Os editores da sua obra escreveram sobre suas cartas: “Somente ali encontraremos sua verdadeira e completa fisionomia: razão firme e luminosa, julgamento penetrante, simplicidade de coração unido ao bom senso prático, amplitude de visão, franqueza temperada por uma benevolência sorridente, fina bonomia tão alegremente aliada à alta distinção do cavalheiro e do Prelado, fidelidade ao solo nativo, devoção à família, ternura infalível nas amizades, orgulho legítimo do nome e da raça, amor sem limites a Deus e às almas, todo animado e santificado pela superabundância da graça : em uma palavra, um espécime raro e soberbo de humanidade e de santidade”.
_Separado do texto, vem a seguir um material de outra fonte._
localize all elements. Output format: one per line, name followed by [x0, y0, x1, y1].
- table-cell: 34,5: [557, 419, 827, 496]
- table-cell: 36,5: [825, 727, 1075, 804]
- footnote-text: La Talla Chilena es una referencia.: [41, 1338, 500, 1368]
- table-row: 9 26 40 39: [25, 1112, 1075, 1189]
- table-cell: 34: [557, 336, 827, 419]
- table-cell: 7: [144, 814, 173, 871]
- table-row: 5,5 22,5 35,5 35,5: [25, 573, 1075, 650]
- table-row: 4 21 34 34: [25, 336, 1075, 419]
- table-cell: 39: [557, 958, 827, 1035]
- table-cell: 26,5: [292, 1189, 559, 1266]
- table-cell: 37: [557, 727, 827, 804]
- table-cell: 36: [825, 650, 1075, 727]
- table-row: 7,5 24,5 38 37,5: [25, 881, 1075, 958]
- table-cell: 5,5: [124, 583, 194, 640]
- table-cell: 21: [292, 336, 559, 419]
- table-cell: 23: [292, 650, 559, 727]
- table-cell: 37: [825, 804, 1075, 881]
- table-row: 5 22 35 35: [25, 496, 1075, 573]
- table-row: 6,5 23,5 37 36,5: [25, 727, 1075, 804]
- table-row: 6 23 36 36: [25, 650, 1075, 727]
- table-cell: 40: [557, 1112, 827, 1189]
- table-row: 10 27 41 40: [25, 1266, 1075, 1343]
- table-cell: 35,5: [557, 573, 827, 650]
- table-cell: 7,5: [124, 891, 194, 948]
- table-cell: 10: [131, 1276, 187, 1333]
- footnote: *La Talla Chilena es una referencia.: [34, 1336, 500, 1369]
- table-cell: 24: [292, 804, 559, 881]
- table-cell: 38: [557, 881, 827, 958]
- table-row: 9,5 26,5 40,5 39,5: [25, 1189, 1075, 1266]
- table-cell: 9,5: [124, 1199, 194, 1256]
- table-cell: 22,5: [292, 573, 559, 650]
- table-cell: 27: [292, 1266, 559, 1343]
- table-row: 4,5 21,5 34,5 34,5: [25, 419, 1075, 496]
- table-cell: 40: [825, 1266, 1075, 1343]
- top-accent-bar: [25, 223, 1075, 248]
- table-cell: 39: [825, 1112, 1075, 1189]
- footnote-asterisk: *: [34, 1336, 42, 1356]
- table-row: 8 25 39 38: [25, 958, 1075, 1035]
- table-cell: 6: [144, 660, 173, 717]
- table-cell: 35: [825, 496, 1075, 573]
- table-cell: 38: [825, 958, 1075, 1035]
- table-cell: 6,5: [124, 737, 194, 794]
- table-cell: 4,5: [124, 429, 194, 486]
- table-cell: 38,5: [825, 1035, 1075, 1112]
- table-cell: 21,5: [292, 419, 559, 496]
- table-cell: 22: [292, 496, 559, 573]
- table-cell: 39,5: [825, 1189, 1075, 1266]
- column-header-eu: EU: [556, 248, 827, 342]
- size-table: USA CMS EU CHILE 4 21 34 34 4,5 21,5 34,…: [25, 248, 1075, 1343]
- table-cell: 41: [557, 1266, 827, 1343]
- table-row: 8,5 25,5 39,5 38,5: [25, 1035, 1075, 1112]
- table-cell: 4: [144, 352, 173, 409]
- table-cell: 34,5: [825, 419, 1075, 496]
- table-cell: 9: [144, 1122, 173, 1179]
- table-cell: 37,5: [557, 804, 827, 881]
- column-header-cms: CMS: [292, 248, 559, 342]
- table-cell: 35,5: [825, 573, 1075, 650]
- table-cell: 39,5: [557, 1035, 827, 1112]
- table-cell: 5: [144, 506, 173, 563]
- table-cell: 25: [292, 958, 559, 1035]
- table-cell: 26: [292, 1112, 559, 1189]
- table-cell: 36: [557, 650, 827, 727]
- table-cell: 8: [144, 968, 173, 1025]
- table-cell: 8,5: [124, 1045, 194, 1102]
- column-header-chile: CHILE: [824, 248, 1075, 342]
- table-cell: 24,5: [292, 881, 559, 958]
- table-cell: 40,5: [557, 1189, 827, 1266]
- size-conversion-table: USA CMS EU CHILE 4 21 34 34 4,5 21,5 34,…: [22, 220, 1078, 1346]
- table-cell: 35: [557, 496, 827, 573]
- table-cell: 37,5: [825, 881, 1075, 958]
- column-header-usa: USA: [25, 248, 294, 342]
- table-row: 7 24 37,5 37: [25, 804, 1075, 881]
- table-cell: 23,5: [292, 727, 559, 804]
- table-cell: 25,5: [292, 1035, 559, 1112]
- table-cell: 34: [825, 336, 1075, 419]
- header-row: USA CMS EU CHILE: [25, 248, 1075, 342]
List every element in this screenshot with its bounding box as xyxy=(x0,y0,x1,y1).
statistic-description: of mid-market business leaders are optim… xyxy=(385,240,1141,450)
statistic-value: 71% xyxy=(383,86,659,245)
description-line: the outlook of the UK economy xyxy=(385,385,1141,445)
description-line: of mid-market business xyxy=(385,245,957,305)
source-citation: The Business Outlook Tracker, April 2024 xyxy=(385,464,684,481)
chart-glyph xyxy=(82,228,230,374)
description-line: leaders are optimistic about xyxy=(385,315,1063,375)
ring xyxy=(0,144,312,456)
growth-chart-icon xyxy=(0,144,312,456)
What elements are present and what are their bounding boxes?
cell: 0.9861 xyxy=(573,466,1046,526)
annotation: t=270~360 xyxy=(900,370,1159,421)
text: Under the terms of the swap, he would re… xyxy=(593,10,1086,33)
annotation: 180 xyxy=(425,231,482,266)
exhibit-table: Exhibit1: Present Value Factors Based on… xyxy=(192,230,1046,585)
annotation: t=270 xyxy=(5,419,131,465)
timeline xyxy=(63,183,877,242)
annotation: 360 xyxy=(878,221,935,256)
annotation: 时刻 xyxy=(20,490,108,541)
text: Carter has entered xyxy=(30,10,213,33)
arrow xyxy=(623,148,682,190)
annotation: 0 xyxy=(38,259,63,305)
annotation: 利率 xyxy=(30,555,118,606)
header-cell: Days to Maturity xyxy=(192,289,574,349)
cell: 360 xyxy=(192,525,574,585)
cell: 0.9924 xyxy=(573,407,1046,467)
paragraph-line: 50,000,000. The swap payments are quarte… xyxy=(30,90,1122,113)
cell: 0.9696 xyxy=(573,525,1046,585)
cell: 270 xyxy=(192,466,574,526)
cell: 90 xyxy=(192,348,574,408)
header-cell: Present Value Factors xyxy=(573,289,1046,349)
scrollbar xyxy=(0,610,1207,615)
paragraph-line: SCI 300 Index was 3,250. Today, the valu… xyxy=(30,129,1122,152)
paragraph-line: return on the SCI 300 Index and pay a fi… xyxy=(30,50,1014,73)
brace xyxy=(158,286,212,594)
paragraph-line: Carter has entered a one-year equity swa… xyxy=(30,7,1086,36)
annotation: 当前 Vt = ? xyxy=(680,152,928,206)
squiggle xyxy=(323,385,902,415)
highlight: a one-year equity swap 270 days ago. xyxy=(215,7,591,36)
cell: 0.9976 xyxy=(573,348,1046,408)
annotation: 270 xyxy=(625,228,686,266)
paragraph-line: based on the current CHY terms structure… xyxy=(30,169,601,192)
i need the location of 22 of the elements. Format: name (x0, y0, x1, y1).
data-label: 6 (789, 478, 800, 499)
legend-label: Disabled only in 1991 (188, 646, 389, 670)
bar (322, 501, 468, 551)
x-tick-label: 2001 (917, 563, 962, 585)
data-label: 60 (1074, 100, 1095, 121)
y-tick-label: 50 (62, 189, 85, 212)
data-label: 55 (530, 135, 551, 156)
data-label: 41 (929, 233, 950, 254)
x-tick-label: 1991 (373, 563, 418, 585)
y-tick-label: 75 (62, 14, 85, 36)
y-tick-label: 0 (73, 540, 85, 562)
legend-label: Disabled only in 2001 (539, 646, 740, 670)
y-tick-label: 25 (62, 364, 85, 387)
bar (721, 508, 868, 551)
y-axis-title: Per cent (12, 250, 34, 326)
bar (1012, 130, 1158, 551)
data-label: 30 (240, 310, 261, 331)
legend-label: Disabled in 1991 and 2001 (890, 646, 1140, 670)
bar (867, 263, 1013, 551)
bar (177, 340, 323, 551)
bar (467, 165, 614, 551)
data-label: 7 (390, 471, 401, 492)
São Paulo VI definiu Francisco de Sales como “uma das maiores figuras da Igreja e da história”. Lendo seus escritos, percebemos a verdade dessa afirmação. Mas Francisco de Sales foi grande porque soube aproveitar tudo o que pudesse para evangelizar as pessoas do seu tempo, fazendo dos seus escritos um “apostolado da pena” que teve grande êxito, graças ao zelo do “da mihi animas” que inundava todo o seu ser.